Joe_LimonJoe_Limon - 8/20/2009 3:06:42 PM
+1 Boost
wow, ya my logic is flawed, say they average 2 new customers... not $9000... at the average new vehicle cost of $26,300, 8% of two sales would be $4208 profit, which is much more then the $600 from lost investment.


cdokecdoke - 8/20/2009 3:32:47 PM
+1 Boost
No. The WACC is NOT profit. They are not directly comparable as percentages. But is DOES represent an ROI hurdle, and is what is used in corporate temporal analysis. It is actually somewhat convoluted. You can earn a positive profit and still destroy corporate value. I see what you are saying, but again WACC and profit are not comparable as percentages, they actually refer to two separate things, and it is actually WACC that you must overcome to meet your obligations to owners and debt holders. Proft occurs afterwards. BUT it is WACC that is used in the temporal calculations. (Have you ever taken a college econ class?)

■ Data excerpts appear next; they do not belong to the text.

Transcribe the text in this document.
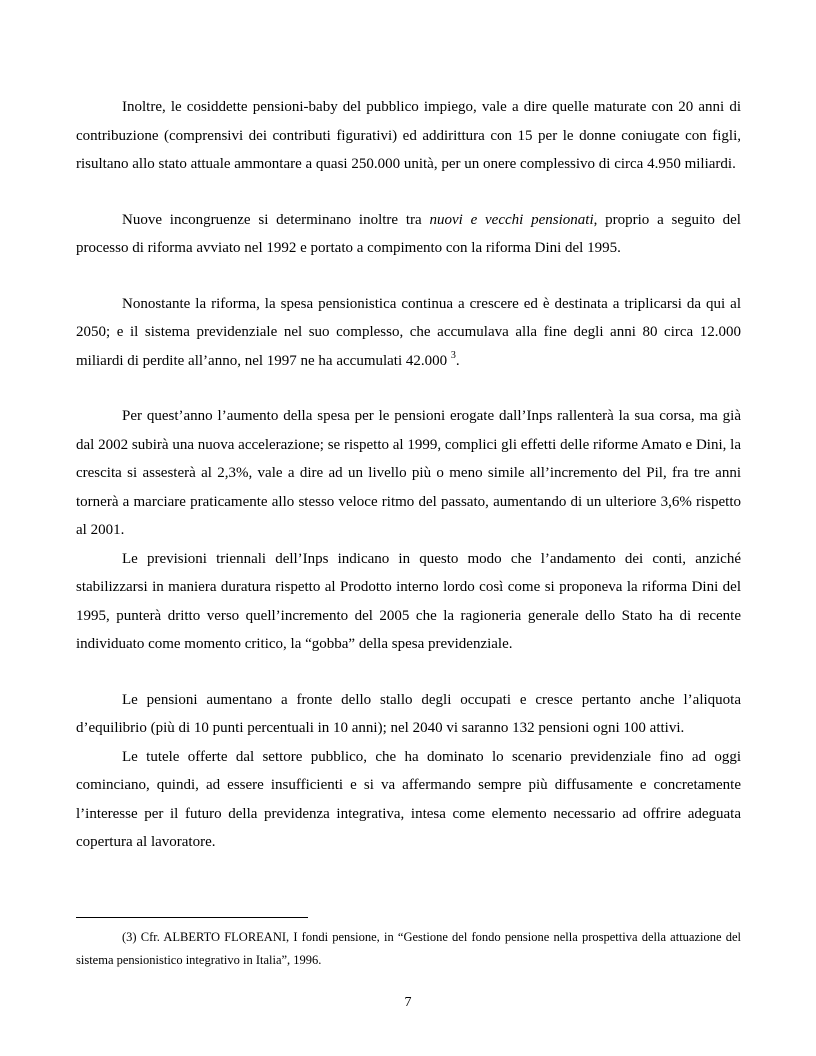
Inoltre, le cosiddette pensioni-baby del pubblico impiego, vale a dire quelle maturate con 20 anni di contribuzione (comprensivi dei contributi figurativi) ed addirittura con 15 per le donne coniugate con figli, risultano allo stato attuale ammontare a quasi 250.000 unità, per un onere complessivo di circa 4.950 miliardi.

Nuove incongruenze si determinano inoltre tra nuovi e vecchi pensionati, proprio a seguito del processo di riforma avviato nel 1992 e portato a compimento con la riforma Dini del 1995.

Nonostante la riforma, la spesa pensionistica continua a crescere ed è destinata a triplicarsi da qui al 2050; e il sistema previdenziale nel suo complesso, che accumulava alla fine degli anni 80 circa 12.000 miliardi di perdite all’anno, nel 1997 ne ha accumulati 42.000 $^3$.

Per quest’anno l’aumento della spesa per le pensioni erogate dall’Inps rallenterà la sua corsa, ma già dal 2002 subirà una nuova accelerazione; se rispetto al 1999, complici gli effetti delle riforme Amato e Dini, la crescita si assesterà al 2,3%, vale a dire ad un livello più o meno simile all’incremento del Pil, fra tre anni tornerà a marciare praticamente allo stesso veloce ritmo del passato, aumentando di un ulteriore 3,6% rispetto al 2001.

Le previsioni triennali dell’Inps indicano in questo modo che l’andamento dei conti, anziché stabilizzarsi in maniera duratura rispetto al Prodotto interno lordo così come si proponeva la riforma Dini del 1995, punterà dritto verso quell’incremento del 2005 che la ragioneria generale dello Stato ha di recente individuato come momento critico, la “gobba” della spesa previdenziale.

Le pensioni aumentano a fronte dello stallo degli occupati e cresce pertanto anche l’aliquota d’equilibrio (più di 10 punti percentuali in 10 anni); nel 2040 vi saranno 132 pensioni ogni 100 attivi.

Le tutele offerte dal settore pubblico, che ha dominato lo scenario previdenziale fino ad oggi cominciano, quindi, ad essere insufficienti e si va affermando sempre più diffusamente e concretamente l’interesse per il futuro della previdenza integrativa, intesa come elemento necessario ad offrire adeguata copertura al lavoratore.

(3) Cfr. ALBERTO FLOREANI, I fondi pensione, in “Gestione del fondo pensione nella prospettiva della attuazione del sistema pensionistico integrativo in Italia”, 1996.

7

Futher, this analysis is about government payment to the dealerships NOT the total economic of the program. Additional sales mean nothing to the former- the more time the goverment takes the more the dealerships profit declines, which is why I added "...LOST money on that transaction (as defined above)" in the original message in order to avoid that.


cdokecdoke - 8/20/2009 4:01:45 PM
+1 Boost
"You can earn a positive profit and still destroy corporate value."

Hell, that should be "a positive ROI". I'm doing it too.


cdokecdoke - 8/20/2009 4:51:57 PM
+1 Boost
The act of subtracting it from profit will require some thought on my part though... it is the correct discount rate, but does it represent an actual lost value? Well, yes and no...


WhelanWhelan - 8/20/2009 1:24:30 PM
+1 Boost
Dealers and car makers would do better sticking with offerings like 0% and rebates on vehicles turned in that are of the same brand, or something for new comers. If I had waited I would have dove on a new car for 0% instead of this pre-owned at 6.9. Considering my first pre-owned as a 3.8% interest.